In Pennsylvania last month, an employee filed a lawsuit against Home Depot and her supervisors alleging the defendants failed to maintain a safe work environment after she was bit by a dog brought in by a customer.
Earlier this month, a toddler in North Carolina was hospitalized after he was bit by a dog. Another recent attack by a dog in Canada resulted in the tragic death of a 50-year-old woman and hospitalized a toddler.
These incidents are among the latest examples that show how frequently dog attacks occur. Many of these cases are handled through the court system, leaving liable parties subject to thousands in fees and damages.
With 4.7 million dog bites annually in the United States and 800,000 resulting in medical care, homeowners who own dogs should be aware of potential lawsuits if their dog injures someone. Dog bites and related injuries account for approximately one-third of all Homeowners Insurance Liability claims and totaled nearly $700 million in 2017. The average award for a personal injury lawsuit is $789,784.
Dog bites and the associated costs, such as physical damages and liabilities, are covered by a Personal Liability policy, which comes along with Homeowners or Renters Insurance programs.

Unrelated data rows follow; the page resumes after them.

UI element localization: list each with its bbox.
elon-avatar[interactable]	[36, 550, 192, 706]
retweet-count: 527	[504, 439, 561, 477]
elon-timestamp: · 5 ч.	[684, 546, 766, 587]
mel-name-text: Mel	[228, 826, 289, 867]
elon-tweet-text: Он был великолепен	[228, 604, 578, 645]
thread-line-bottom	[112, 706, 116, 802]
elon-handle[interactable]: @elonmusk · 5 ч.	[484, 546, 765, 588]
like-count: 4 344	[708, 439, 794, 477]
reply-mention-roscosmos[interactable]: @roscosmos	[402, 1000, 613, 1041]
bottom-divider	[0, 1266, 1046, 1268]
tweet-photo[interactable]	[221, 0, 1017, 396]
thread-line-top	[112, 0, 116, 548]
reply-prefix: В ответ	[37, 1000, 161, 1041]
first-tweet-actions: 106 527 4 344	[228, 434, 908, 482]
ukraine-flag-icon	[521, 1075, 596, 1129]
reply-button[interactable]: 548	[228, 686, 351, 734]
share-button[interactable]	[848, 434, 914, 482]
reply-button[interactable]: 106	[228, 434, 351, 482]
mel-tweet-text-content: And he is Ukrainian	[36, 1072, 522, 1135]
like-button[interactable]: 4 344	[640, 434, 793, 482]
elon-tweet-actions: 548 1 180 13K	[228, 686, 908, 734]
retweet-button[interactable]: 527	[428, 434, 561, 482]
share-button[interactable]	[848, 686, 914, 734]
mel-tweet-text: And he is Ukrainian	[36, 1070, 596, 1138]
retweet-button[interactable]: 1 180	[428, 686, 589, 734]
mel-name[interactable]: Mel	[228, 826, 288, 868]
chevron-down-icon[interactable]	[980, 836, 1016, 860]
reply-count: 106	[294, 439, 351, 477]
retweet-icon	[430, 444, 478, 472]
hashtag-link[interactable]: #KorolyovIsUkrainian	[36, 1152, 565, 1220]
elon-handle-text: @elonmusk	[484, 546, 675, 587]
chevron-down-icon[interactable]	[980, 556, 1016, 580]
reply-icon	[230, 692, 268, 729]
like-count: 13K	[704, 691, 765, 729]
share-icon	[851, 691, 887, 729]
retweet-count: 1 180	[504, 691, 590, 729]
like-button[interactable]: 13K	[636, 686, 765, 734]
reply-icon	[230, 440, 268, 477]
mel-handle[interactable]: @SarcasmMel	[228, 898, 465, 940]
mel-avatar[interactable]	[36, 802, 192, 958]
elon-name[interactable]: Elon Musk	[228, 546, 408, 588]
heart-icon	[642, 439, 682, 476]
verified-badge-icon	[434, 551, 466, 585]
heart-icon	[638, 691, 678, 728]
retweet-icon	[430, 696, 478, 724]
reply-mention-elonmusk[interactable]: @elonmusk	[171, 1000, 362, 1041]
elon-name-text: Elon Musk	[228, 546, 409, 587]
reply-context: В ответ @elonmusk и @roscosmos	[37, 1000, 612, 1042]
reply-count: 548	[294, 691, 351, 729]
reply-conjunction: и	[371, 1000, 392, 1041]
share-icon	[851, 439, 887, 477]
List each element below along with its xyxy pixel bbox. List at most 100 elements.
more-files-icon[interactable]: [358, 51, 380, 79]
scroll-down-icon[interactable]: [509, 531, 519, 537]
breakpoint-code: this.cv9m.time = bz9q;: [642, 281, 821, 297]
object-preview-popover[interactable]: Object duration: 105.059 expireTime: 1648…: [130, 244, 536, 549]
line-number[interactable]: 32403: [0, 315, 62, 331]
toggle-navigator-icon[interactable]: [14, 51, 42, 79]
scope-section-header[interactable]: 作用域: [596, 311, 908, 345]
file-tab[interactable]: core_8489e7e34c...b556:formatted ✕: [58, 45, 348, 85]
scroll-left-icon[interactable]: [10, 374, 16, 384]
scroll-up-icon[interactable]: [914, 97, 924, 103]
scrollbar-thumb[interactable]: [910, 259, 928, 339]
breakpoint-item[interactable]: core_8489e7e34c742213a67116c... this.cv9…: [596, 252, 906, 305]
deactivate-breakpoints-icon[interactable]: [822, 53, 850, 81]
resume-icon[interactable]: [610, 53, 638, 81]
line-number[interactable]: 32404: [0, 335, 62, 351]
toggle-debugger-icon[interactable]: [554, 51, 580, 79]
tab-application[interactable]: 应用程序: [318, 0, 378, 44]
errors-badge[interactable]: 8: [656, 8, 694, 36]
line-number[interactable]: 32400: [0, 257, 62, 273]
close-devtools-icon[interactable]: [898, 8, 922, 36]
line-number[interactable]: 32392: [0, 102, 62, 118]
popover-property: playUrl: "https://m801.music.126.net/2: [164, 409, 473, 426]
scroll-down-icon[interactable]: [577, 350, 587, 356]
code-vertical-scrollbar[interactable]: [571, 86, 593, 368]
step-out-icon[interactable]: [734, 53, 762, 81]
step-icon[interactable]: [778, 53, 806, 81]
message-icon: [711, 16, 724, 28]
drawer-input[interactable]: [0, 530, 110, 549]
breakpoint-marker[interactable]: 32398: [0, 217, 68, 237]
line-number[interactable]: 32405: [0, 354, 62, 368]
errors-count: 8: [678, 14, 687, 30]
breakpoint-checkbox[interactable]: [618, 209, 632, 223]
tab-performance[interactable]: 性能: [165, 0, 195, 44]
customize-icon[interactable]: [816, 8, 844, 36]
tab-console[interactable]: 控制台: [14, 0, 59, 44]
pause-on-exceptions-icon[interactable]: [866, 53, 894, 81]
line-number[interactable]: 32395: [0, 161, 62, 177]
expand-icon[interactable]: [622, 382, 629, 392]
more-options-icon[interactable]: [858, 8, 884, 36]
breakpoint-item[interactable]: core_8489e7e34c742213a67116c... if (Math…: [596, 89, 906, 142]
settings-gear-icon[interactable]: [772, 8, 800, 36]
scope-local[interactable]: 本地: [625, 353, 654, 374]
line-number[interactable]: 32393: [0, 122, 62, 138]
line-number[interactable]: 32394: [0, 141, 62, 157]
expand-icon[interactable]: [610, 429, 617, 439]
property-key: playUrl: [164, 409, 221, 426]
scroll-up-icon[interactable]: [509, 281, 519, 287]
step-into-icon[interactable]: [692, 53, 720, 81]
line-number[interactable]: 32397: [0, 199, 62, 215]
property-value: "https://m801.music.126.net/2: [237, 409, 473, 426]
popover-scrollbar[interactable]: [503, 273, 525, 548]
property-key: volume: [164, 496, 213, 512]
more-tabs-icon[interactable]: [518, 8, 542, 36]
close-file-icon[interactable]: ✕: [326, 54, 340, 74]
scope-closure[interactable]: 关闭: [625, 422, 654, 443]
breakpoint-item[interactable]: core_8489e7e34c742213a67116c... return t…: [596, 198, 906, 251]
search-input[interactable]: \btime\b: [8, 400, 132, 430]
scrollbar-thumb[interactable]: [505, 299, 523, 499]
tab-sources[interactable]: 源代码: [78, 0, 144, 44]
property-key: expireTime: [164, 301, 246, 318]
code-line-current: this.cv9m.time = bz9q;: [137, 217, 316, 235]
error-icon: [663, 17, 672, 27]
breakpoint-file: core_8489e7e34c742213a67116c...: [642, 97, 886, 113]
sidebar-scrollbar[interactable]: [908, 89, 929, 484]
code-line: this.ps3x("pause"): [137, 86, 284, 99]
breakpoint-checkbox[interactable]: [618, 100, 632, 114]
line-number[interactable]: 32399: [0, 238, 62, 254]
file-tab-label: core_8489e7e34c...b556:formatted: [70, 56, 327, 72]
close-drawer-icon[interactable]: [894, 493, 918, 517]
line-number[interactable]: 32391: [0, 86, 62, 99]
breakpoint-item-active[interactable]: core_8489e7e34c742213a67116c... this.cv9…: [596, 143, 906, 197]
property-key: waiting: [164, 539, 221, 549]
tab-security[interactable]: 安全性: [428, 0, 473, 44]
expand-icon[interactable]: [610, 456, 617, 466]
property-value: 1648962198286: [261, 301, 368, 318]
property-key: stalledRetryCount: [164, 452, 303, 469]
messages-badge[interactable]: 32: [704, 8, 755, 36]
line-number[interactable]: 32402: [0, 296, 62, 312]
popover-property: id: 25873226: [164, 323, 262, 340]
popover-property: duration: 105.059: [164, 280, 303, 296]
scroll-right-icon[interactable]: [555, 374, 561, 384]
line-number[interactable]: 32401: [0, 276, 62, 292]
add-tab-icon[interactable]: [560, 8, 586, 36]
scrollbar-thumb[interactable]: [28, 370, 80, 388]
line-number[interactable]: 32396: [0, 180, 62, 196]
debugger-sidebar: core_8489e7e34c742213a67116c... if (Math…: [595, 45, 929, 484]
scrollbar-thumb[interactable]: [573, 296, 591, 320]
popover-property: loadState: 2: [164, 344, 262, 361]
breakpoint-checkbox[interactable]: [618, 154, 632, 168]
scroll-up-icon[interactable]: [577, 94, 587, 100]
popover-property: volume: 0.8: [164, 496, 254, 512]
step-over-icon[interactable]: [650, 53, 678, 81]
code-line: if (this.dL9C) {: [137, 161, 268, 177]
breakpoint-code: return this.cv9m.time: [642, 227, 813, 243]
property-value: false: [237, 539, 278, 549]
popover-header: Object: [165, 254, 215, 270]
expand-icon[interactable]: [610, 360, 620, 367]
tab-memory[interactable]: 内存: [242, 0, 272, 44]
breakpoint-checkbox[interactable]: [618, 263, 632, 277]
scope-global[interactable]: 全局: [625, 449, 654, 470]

Policyholders would be wise to make sure their Homeowners policy is not restricted to just their own property (premises only coverage). Ensuring Personal Liability coverage is worldwide will mean they are covered if they take their dog somewhere else, such as a dog park, and a bite occurs, said Mary Mullen, Personal Underwriting Manager, Burns & Wilcox, Chicago, Illinois.
In addition, many Homeowners policies have a limited appetite, which excludes certain breeds Mullen said. The list of breed restrictions will vary from one carrier to another therefore owners should speak with their insurance brokers or agents to ensure they have the proper coverage. Typically a restriction will not provide coverage for any “bodily injury” or “property damage” caused by attack dogs, non-domesticated dogs or guard dogs. Breeds such as Rottweilers, Doberman Pinschers, Akitas, Bullmastiffs, Wolf Hybrids, Chow Chows and Pit Bulls and any animal with a biting history could fall outside of a carrier’s appetite, Mullen said. There are other exotic animals that may make obtaining standard coverage difficult as well.
A Commercial General Liability (CGL) policy will cover the associated costs with dog bites for business owners, such as when a dog bite occurs on their property. Like a Homeowners and Renters policy, the CGL will usually cover the cost of medical bills to the injured party, legal and court fees related to the incident, said Chandra Kwaske, Commercial Underwriting Director, Burns & Wilcox, Detroit/Farmington Hills, Michigan. The CGL generally will not cover the costs associated with reputational damages, such as crisis communication efforts to combat negative media attention.
Business owners are usually going to be considered liable if a dog bite happens on their property – even if the dog is owned by an employee, a customer or anyone visiting the place of business, Kwaske said.